Durante su intervención, el hoy negociador de paz en los diálogos del Gobierno con el ELN, dijo que el libro reúne “diez casos de victimización ganadera de todas las regiones productoras” e hizo hincapié en que su sector económico ha sido golpeado por la guerra en todo el país y en “todos los niveles de producción -porque todos los ganaderos, pequeños, medianos y grandes, han sido víctimas de los delitos de asesinato, secuestro, extorsión y abigeato y han sido desplazados brutalmente-”.

La CEV, que nació del Acuerdo de Paz con las Farc firmado en el 2016, publicó a la par del informe final una serie de anexos a ese documento, los cuales sirven de soporte y explicación de la investigación histórica adelantada por este organismo.
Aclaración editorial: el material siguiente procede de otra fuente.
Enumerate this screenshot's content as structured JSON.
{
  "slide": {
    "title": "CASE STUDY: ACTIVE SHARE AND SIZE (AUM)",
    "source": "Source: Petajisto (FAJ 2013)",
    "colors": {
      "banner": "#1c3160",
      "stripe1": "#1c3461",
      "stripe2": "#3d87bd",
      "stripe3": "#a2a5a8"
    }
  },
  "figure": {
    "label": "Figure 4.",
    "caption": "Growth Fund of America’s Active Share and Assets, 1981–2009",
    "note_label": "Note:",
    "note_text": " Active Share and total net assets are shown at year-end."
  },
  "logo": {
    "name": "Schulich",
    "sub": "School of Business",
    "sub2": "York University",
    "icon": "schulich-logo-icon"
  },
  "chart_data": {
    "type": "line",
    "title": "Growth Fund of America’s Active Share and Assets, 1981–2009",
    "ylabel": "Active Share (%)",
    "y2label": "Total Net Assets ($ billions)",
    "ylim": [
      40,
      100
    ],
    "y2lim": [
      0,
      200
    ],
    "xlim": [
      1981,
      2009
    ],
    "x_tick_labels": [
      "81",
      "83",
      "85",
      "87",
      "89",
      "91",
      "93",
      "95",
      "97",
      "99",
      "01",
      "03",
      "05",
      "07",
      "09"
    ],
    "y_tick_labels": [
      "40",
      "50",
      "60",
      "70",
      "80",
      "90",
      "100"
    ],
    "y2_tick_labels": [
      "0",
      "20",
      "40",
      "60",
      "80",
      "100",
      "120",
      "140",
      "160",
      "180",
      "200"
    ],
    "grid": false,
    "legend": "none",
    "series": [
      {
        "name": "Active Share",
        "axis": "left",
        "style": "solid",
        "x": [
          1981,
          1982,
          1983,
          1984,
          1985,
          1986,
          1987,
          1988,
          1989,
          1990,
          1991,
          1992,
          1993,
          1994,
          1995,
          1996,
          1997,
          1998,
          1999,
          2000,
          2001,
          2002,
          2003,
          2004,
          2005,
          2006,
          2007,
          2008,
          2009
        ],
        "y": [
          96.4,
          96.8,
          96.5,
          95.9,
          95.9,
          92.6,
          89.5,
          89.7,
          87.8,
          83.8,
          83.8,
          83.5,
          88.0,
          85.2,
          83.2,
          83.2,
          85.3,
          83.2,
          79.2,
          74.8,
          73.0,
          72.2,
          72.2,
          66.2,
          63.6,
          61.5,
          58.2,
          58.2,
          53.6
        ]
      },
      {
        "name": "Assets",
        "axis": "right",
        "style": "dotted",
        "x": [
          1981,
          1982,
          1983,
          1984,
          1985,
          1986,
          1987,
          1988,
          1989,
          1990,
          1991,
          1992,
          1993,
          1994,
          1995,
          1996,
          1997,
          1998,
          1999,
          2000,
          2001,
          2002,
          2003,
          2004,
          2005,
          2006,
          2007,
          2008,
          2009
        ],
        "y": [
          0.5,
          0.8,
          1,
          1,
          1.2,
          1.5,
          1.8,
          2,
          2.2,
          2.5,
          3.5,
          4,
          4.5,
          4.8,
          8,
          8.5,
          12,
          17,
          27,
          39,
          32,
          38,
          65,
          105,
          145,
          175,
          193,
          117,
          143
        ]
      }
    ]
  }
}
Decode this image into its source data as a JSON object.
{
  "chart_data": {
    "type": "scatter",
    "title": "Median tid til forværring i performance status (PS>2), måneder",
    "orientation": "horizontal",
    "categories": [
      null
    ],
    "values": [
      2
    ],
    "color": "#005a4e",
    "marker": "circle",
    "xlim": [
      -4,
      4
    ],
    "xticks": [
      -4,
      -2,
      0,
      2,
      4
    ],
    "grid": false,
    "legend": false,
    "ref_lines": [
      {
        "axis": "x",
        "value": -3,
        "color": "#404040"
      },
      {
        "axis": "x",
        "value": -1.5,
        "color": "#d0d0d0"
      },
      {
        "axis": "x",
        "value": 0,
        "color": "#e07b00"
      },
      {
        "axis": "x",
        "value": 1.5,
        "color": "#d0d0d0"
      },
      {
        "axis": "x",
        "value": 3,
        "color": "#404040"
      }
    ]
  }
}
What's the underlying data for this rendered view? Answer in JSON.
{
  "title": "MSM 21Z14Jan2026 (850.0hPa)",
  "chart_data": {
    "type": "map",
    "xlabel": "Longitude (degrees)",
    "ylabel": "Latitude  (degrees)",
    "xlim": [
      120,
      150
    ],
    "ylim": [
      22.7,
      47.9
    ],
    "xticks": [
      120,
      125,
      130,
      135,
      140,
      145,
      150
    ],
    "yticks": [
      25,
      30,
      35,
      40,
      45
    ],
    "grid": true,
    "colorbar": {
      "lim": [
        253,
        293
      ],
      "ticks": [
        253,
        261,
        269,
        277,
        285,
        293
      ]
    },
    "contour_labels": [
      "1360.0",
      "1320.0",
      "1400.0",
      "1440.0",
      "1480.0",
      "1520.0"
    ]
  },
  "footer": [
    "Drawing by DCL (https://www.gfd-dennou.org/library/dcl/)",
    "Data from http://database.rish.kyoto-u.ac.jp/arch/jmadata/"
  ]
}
Uno de los anexos, titulado ‘Metodología para el Esclarecimiento de la Verdad’, explica los lineamientos seguidos por la CEV en todo su trabajo adelantado desde 2018 hasta que fue presentado el informe el pasado 28 de junio de 2022. 

En el reporte citado, por ejemplo, la Comisión en la página 101 hace referencia a los “casos ilustrativos” para dar a conocer que en el informe final incluyó unos casos del conflicto armado colombiano tras estudiarlos en su investigación. En el anexo la entidad deja claro que es la Jurisdicción Especial para la Paz, JEP, la responsable de “investigar, juzgar y establecer responsabilidades individuales”, esto lo explica en el contexto de aclarar que la Comisión no tiene funciones judiciales.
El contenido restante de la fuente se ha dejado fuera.